When SAS processes a line of values, it assumes that each blank indicates the beginning of the value of the next input variable. So, in our example, SAS copies the value John to the column employee. This isn’t a problem since John is a character value, just like the employee column (defined in the INPUT statement). Then, SAS tries to copy the value Smith to the salary column. This is a problem because SAS expects a numeric value, but Smith is a character value. Therefore, the salary column remains empty and SAS writes a note to the log. SAS continues processing the remaining values, but similar problems occur.

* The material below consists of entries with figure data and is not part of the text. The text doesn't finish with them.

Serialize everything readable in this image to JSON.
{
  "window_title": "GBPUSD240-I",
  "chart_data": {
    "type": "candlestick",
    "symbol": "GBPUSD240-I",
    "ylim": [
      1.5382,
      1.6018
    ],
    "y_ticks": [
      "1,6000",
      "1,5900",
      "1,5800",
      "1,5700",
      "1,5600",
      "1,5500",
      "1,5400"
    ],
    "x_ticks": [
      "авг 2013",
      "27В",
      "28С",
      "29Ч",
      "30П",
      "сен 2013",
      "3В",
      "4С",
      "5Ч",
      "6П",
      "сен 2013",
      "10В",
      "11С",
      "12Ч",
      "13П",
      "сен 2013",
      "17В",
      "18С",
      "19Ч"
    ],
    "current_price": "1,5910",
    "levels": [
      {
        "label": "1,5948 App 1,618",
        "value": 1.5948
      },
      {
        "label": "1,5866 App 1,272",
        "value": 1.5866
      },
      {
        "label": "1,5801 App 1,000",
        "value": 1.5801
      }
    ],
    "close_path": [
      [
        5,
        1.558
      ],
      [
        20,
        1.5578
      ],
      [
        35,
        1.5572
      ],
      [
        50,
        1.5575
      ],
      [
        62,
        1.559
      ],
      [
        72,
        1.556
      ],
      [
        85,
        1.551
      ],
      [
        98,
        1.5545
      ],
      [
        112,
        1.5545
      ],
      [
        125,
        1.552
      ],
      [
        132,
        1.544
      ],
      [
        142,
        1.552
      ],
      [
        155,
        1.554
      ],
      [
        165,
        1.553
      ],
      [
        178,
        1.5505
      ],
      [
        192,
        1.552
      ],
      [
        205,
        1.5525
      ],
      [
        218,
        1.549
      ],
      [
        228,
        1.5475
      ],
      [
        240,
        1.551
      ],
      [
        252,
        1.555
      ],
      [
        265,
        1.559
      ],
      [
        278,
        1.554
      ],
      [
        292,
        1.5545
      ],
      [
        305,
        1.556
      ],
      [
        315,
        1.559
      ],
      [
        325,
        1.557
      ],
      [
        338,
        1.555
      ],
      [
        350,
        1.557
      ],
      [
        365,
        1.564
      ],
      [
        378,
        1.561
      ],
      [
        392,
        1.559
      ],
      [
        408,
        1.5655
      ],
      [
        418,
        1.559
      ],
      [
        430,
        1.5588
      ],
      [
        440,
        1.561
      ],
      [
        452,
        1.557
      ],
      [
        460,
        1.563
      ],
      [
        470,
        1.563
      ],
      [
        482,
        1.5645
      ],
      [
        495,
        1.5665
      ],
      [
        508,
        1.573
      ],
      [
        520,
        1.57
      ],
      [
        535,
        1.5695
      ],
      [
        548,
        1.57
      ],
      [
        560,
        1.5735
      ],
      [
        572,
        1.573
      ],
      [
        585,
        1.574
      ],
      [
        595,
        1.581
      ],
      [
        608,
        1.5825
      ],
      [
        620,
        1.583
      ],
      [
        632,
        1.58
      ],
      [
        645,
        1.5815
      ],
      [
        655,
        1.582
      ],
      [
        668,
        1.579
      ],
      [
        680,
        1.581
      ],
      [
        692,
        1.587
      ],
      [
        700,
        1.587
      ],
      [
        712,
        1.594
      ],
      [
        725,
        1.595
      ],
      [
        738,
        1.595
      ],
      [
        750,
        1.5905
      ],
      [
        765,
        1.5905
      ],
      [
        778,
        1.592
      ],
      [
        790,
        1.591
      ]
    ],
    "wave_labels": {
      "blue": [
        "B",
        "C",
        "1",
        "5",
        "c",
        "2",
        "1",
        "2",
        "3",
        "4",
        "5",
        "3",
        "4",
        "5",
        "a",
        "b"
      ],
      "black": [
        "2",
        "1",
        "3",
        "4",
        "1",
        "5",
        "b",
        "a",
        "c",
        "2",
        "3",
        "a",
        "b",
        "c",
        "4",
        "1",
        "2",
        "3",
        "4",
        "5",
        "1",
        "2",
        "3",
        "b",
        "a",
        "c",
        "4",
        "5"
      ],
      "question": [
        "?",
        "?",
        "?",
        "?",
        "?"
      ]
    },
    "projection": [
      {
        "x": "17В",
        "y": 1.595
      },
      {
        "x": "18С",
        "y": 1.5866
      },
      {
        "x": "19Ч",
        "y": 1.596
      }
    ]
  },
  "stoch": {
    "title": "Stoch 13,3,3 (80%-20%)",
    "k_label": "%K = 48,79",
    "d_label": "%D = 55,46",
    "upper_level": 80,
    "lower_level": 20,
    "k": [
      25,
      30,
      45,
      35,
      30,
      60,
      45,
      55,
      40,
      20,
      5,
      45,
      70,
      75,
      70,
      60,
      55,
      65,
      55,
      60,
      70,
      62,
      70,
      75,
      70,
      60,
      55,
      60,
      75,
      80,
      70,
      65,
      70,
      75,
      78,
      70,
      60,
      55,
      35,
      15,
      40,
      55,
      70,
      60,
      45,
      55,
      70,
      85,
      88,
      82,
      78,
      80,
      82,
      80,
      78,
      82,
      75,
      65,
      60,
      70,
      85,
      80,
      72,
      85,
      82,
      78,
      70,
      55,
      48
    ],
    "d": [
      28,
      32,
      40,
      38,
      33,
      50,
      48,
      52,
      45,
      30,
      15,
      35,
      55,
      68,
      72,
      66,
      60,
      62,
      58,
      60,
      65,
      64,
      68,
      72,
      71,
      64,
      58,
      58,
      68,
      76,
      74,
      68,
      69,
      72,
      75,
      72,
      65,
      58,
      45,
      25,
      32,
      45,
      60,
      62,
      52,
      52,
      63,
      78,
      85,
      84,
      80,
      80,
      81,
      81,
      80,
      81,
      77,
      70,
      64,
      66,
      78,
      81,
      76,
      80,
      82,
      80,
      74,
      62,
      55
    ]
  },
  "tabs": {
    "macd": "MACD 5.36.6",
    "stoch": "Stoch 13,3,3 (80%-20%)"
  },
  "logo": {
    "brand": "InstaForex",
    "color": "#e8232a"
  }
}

To avoid this problem and to be able to enter values that contain blanks, we need to change the delimiter. By default, the value that separates the value of each input variable (i.e., the delimiter) is a blank. We can change this default behavior with the INFILE statement.

The INFILE statement consists of three parts and is the first statement after the DATA statement:

  1. The INFILE keyword.
  2. The DATALINES keyword to indicate that you enter raw data manually.
  3. The DLM= option to define the delimiter and a semicolon. (DLM is an abbreviation of delimiter.)

You can choose the delimiter that suits you best, but the most common delimiters are a comma, a semicolon, or a tab. In the example below, we use the comma as a delimiter.

data work.employees;
    infile datalines dlm=',' dsd;	
    length employee $25;
    input employee $ salary birthdate :date9.;
    monthly_salary = round(salary / 12, 1);
    age = intck("year", birthdate, today(), "c");
    format salary monthly_salary dollar12.2 birthdate date9.;
    datalines;
John Smith, 40000, 30MAR1980
Mike Williams, 35000, 05SEP1994
Marta Jones, 38000, 15FEB1988
Javi Hernandez, 38500, 08DEC1991
;
run;

As you can see, now SAS is able to process data with blanks.